When Database Storage Actually Makes Sense
There are legitimate scenarios where storing message metadata in a database makes sense. The key is being selective about what you store and why. Instead of dumping entire message payloads, consider storing just the metadata you need for investigation: message IDs, timestamps, source/destination, status codes, and maybe a hash of the payload for integrity verification.
This approach gives you queryable metadata without the storage bloat of full payloads. When you need the actual message content, you can retrieve it from Kafka (or your tiered storage) using the stored message ID. It’s a hybrid approach that plays to each system’s strengths rather than forcing one to do everything poorly.
The Postgres Counter-Revolution
In a refreshing dose of architectural pragmatism, some teams are discovering that for certain workloads, a “boring” Postgres database outperforms complex Kafka setups. DPG Media’s search team recently shared ↗ how they moved from an overengineered Kafka infrastructure to Postgres for their internal search use case.
Their Kafka cluster was handling only about 10,000 messages per day, far below the millions-per-hour throughput where Kafka shines. The complexity of maintaining the Kafka cluster, with its infinite retention topic and constant backfills, wasn’t justified by the relatively modest volume. Postgres, with its robust indexing and simpler operational model, gave them better searchability with less overhead.
The lesson here isn’t that Kafka is bad, it’s that using the right tool for the job matters more than following architectural fashion trends. If your message volume is modest and your primary need is searchable metadata, maybe you don’t need a distributed streaming platform at all.
Choosing Your Retention Strategy
So how do you decide between these approaches? Start by asking yourself three questions:
-
What’s your actual volume?
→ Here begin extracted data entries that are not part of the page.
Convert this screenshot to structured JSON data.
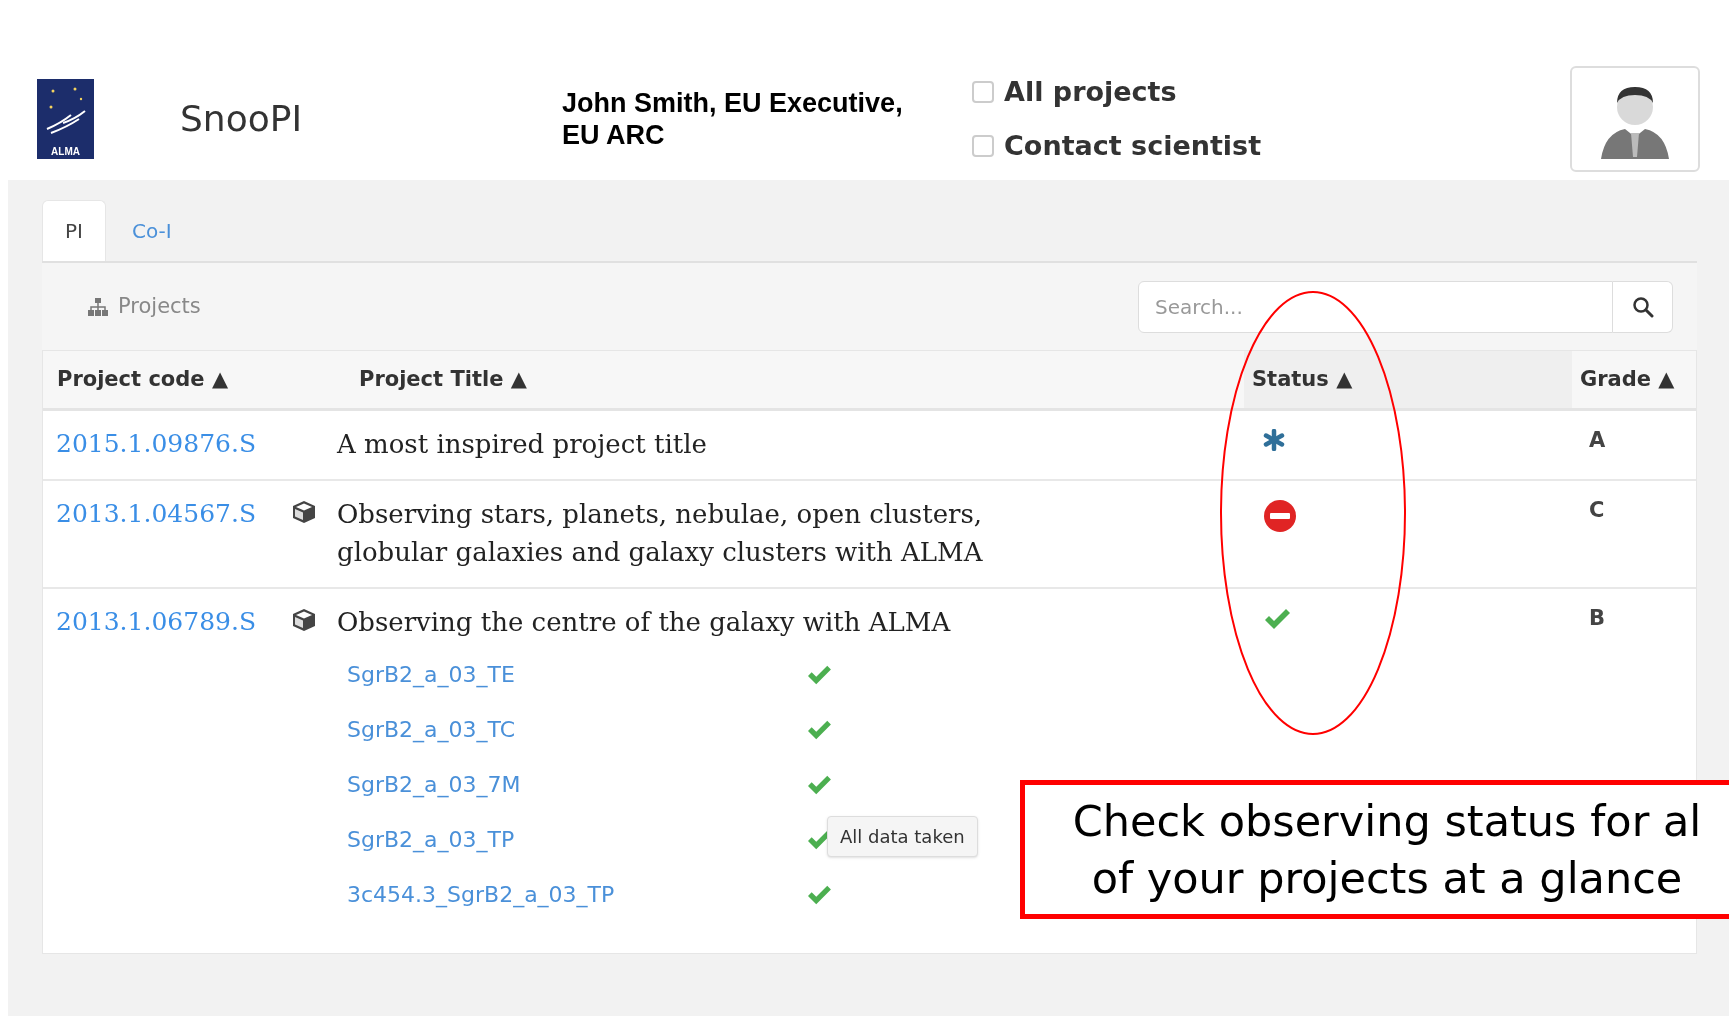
{
  "header": {
    "logo_text": "ALMA",
    "app_name": "SnooPI",
    "user": "John Smith, EU Executive, EU ARC",
    "filters": [
      {
        "label": "All projects",
        "checked": false
      },
      {
        "label": "Contact scientist",
        "checked": false
      }
    ]
  },
  "tabs": [
    {
      "label": "PI",
      "selected": true
    },
    {
      "label": "Co-I",
      "selected": false
    }
  ],
  "toolbar": {
    "title": "Projects",
    "search": {
      "placeholder": "Search..."
    }
  },
  "table": {
    "columns": [
      "Project code ▲",
      "Project Title ▲",
      "Status ▲",
      "Grade ▲"
    ],
    "rows": [
      {
        "code": "2015.1.09876.S",
        "has_package": false,
        "title": "A most inspired project title",
        "kind": "in-progress",
        "grade": "A",
        "children": []
      },
      {
        "code": "2013.1.04567.S",
        "has_package": true,
        "title": "Observing stars, planets, nebulae, open clusters, globular galaxies and galaxy clusters with ALMA",
        "kind": "blocked",
        "grade": "C",
        "children": []
      },
      {
        "code": "2013.1.06789.S",
        "has_package": true,
        "title": "Observing the centre of the galaxy with ALMA",
        "kind": "done",
        "grade": "B",
        "children": [
          {
            "name": "SgrB2_a_03_TE",
            "kind": "done"
          },
          {
            "name": "SgrB2_a_03_TC",
            "kind": "done"
          },
          {
            "name": "SgrB2_a_03_7M",
            "kind": "done"
          },
          {
            "name": "SgrB2_a_03_TP",
            "kind": "done",
            "tooltip": "All data taken"
          },
          {
            "name": "3c454.3_SgrB2_a_03_TP",
            "kind": "done"
          }
        ]
      }
    ]
  },
  "annotation": {
    "lines": [
      "Check observing status for al",
      "of your projects at a glance"
    ]
  }
}
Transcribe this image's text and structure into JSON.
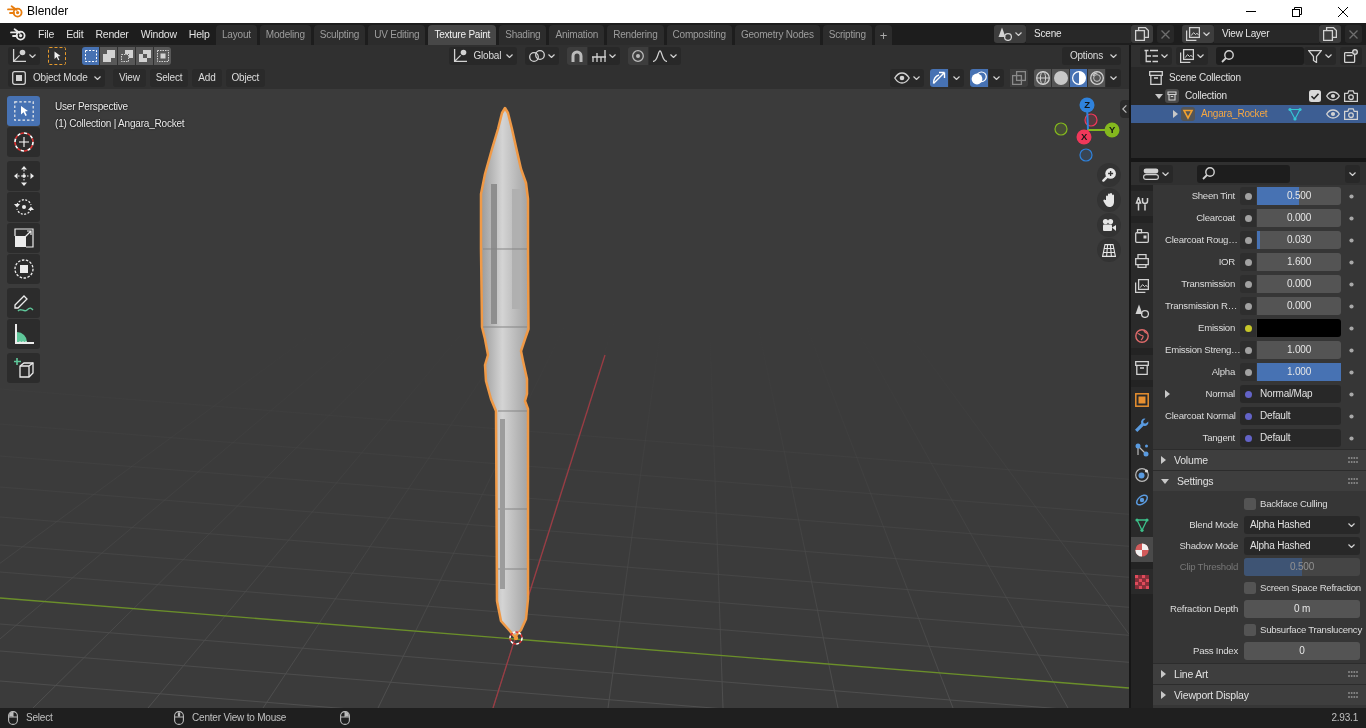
{
  "window": {
    "title": "Blender"
  },
  "menu": [
    "File",
    "Edit",
    "Render",
    "Window",
    "Help"
  ],
  "workspaces": [
    {
      "label": "Layout",
      "selected": false
    },
    {
      "label": "Modeling",
      "selected": false
    },
    {
      "label": "Sculpting",
      "selected": false
    },
    {
      "label": "UV Editing",
      "selected": false
    },
    {
      "label": "Texture Paint",
      "selected": true
    },
    {
      "label": "Shading",
      "selected": false
    },
    {
      "label": "Animation",
      "selected": false
    },
    {
      "label": "Rendering",
      "selected": false
    },
    {
      "label": "Compositing",
      "selected": false
    },
    {
      "label": "Geometry Nodes",
      "selected": false
    },
    {
      "label": "Scripting",
      "selected": false
    }
  ],
  "add_workspace": "+",
  "scene": {
    "name": "Scene"
  },
  "view_layer": {
    "name": "View Layer"
  },
  "viewport": {
    "select_modes": [
      {
        "kind": "new",
        "selected": true
      },
      {
        "kind": "extend",
        "selected": false
      },
      {
        "kind": "subtract",
        "selected": false
      },
      {
        "kind": "invert",
        "selected": false
      },
      {
        "kind": "intersect",
        "selected": false
      }
    ],
    "orientation": "Global",
    "options": "Options",
    "mode": "Object Mode",
    "menus": [
      "View",
      "Select",
      "Add",
      "Object"
    ],
    "toggles": [
      {
        "kind": "gizmos",
        "on": true
      },
      {
        "kind": "overlays",
        "on": true
      },
      {
        "kind": "xray",
        "on": false
      }
    ],
    "shading": [
      {
        "kind": "wireframe",
        "selected": false
      },
      {
        "kind": "solid",
        "selected": false
      },
      {
        "kind": "material",
        "selected": true
      },
      {
        "kind": "rendered",
        "selected": false
      }
    ],
    "tool_groups": [
      {
        "tools": [
          {
            "kind": "select_box",
            "selected": true
          },
          {
            "kind": "cursor",
            "selected": false
          }
        ]
      },
      {
        "tools": [
          {
            "kind": "move",
            "selected": false
          },
          {
            "kind": "rotate",
            "selected": false
          },
          {
            "kind": "scale",
            "selected": false
          },
          {
            "kind": "transform",
            "selected": false
          }
        ]
      },
      {
        "tools": [
          {
            "kind": "annotate",
            "selected": false
          },
          {
            "kind": "measure",
            "selected": false
          }
        ]
      },
      {
        "tools": [
          {
            "kind": "add_cube",
            "selected": false
          }
        ]
      }
    ],
    "overlay_text": [
      "User Perspective",
      "(1) Collection | Angara_Rocket"
    ],
    "gizmo_axes": [
      {
        "label": "X",
        "color": "#f0385a"
      },
      {
        "label": "Y",
        "color": "#84b81e"
      },
      {
        "label": "Z",
        "color": "#2f82dc"
      }
    ]
  },
  "outliner": {
    "items": [
      {
        "kind": "scene_collection",
        "name": "Scene Collection",
        "selected": false,
        "children": [
          {
            "kind": "collection",
            "name": "Collection",
            "selected": false,
            "expanded": true,
            "checked": true,
            "children": [
              {
                "kind": "object",
                "name": "Angara_Rocket",
                "selected": true,
                "expanded": false
              }
            ]
          }
        ]
      }
    ]
  },
  "properties": {
    "tab_groups": [
      {
        "tabs": [
          {
            "kind": "tool",
            "selected": false
          }
        ]
      },
      {
        "tabs": [
          {
            "kind": "render",
            "selected": false
          },
          {
            "kind": "output",
            "selected": false
          },
          {
            "kind": "view_layer",
            "selected": false
          },
          {
            "kind": "scene",
            "selected": false
          },
          {
            "kind": "world",
            "selected": false
          }
        ]
      },
      {
        "tabs": [
          {
            "kind": "collection",
            "selected": false
          }
        ]
      },
      {
        "tabs": [
          {
            "kind": "object",
            "selected": false
          },
          {
            "kind": "modifiers",
            "selected": false
          },
          {
            "kind": "particles",
            "selected": false
          },
          {
            "kind": "physics",
            "selected": false
          },
          {
            "kind": "constraints",
            "selected": false
          },
          {
            "kind": "data",
            "selected": false
          },
          {
            "kind": "material",
            "selected": true
          }
        ]
      },
      {
        "tabs": [
          {
            "kind": "texture",
            "selected": false
          }
        ]
      }
    ],
    "sockets": [
      {
        "kind": "slider",
        "label": "Sheen Tint",
        "value": "0.500",
        "level": 0.5,
        "color": "#a1a1a1"
      },
      {
        "kind": "slider",
        "label": "Clearcoat",
        "value": "0.000",
        "level": 0,
        "color": "#a1a1a1"
      },
      {
        "kind": "slider",
        "label": "Clearcoat Roug…",
        "value": "0.030",
        "level": 0.03,
        "color": "#a1a1a1"
      },
      {
        "kind": "number",
        "label": "IOR",
        "value": "1.600",
        "color": "#a1a1a1"
      },
      {
        "kind": "slider",
        "label": "Transmission",
        "value": "0.000",
        "level": 0,
        "color": "#a1a1a1"
      },
      {
        "kind": "slider",
        "label": "Transmission R…",
        "value": "0.000",
        "level": 0,
        "color": "#a1a1a1"
      },
      {
        "kind": "color",
        "label": "Emission",
        "swatch": {
          "color": "#000000"
        },
        "color": "#c7c729"
      },
      {
        "kind": "number",
        "label": "Emission Streng…",
        "value": "1.000",
        "color": "#a1a1a1"
      },
      {
        "kind": "slider",
        "label": "Alpha",
        "value": "1.000",
        "level": 1,
        "color": "#a1a1a1"
      },
      {
        "kind": "link",
        "label": "Normal",
        "value": "Normal/Map",
        "color": "#6363c7",
        "expanded": false
      },
      {
        "kind": "link",
        "label": "Clearcoat Normal",
        "value": "Default",
        "color": "#6363c7"
      },
      {
        "kind": "link",
        "label": "Tangent",
        "value": "Default",
        "color": "#6363c7"
      }
    ],
    "panels": [
      {
        "title": "Volume",
        "expanded": false
      },
      {
        "title": "Settings",
        "expanded": true,
        "rows": [
          {
            "kind": "checkbox",
            "label": "Backface Culling",
            "checked": false,
            "disabled": false
          },
          {
            "kind": "dropdown",
            "label": "Blend Mode",
            "value": "Alpha Hashed",
            "disabled": false
          },
          {
            "kind": "dropdown",
            "label": "Shadow Mode",
            "value": "Alpha Hashed",
            "disabled": false
          },
          {
            "kind": "slider",
            "label": "Clip Threshold",
            "value": "0.500",
            "level": 0.5,
            "disabled": true
          },
          {
            "kind": "checkbox",
            "label": "Screen Space Refraction",
            "checked": false,
            "disabled": false
          },
          {
            "kind": "number",
            "label": "Refraction Depth",
            "value": "0 m",
            "disabled": false
          },
          {
            "kind": "checkbox",
            "label": "Subsurface Translucency",
            "checked": false,
            "disabled": false
          },
          {
            "kind": "number",
            "label": "Pass Index",
            "value": "0",
            "disabled": false
          }
        ]
      },
      {
        "title": "Line Art",
        "expanded": false
      },
      {
        "title": "Viewport Display",
        "expanded": false
      }
    ]
  },
  "status_bar": {
    "hints": [
      {
        "kind": "mouse_left",
        "label": "Select"
      },
      {
        "kind": "mouse_middle",
        "label": "Center View to Mouse"
      },
      {
        "kind": "mouse_right"
      }
    ],
    "version": "2.93.1"
  }
}
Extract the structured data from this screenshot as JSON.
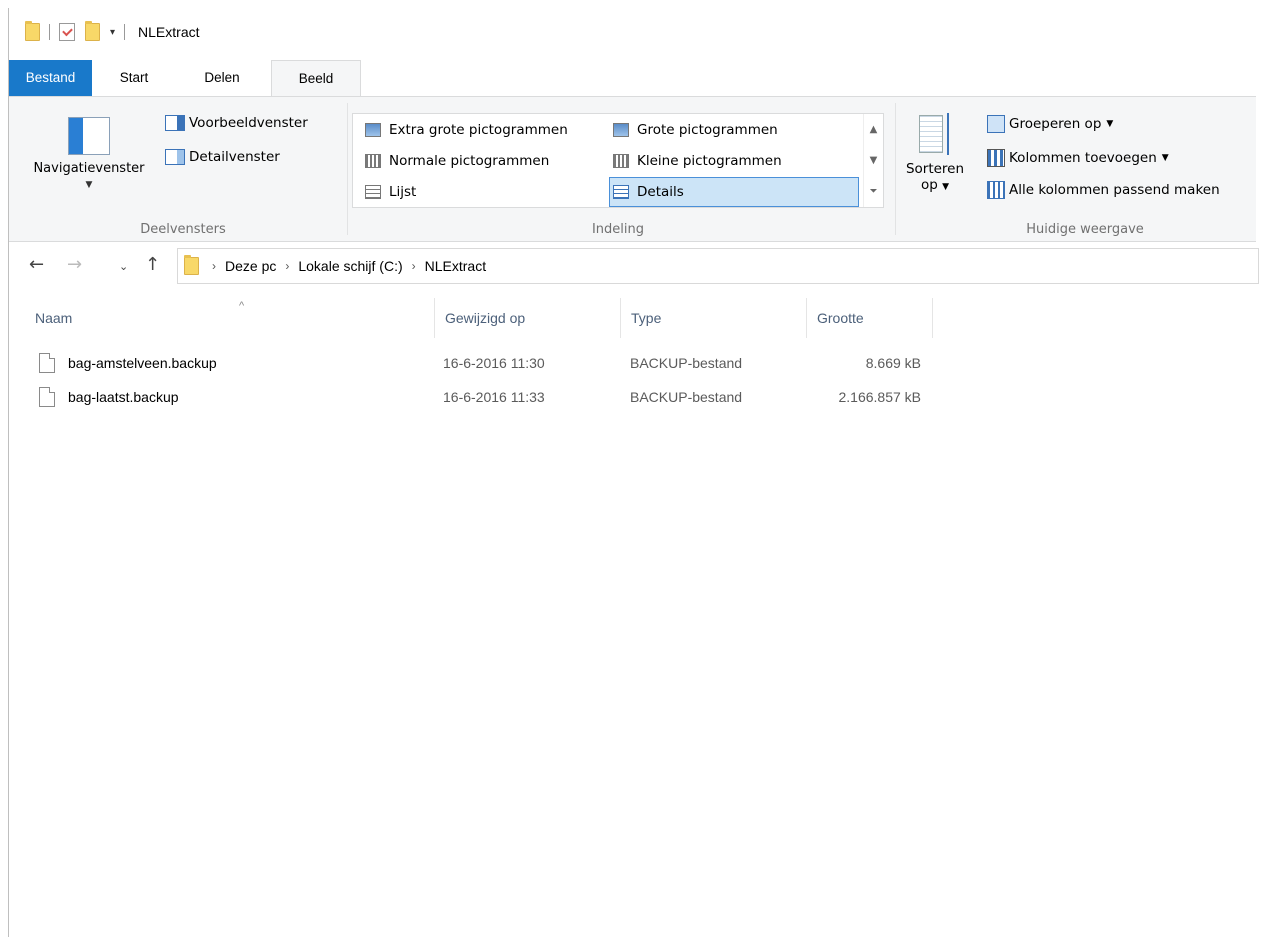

If you’re processing millions of messages per hour, Kafka’s tiered storage is your friend. If it’s thousands, maybe Postgres is sufficient.
-
What do you really need to search? Full message content or just metadata? The answer determines whether you need an analytics pipeline or simpler indexing.
-
How real-time do you need it? For immediate access to historical data, Kafka with tiered storage wins. For batch analytics, an offload to S3/data warehouse works better.
The worst strategy is the one we started with: dumping everything into a transactional database and hoping for the best. It’s the architectural equivalent of using a sledgehammer to crack a nut, expensive, messy, and likely to break something important didn’t intend to.
The Reality Check
Your Kafka cluster isn’t a database, and pretending it is will only lead to pain. Whether you embrace Kafka’s native tiered storage, build an offload pipeline to proper analytics tools, or (gasp) discover that a simpler database solution meets your needs, stop treating your operational databases like digital landfills.
The next time someone suggests “just store the messages in Oracle for a few months”, ask them if they’re planning to query unstructured CLOBs or if they actually need the data in a usable format. Then show them the bill for all that storage and watch them reconsider.
Your future self, and your DBA, will thank you for choosing the right tool for the job instead of building another architectural monster that everyone will regret maintaining.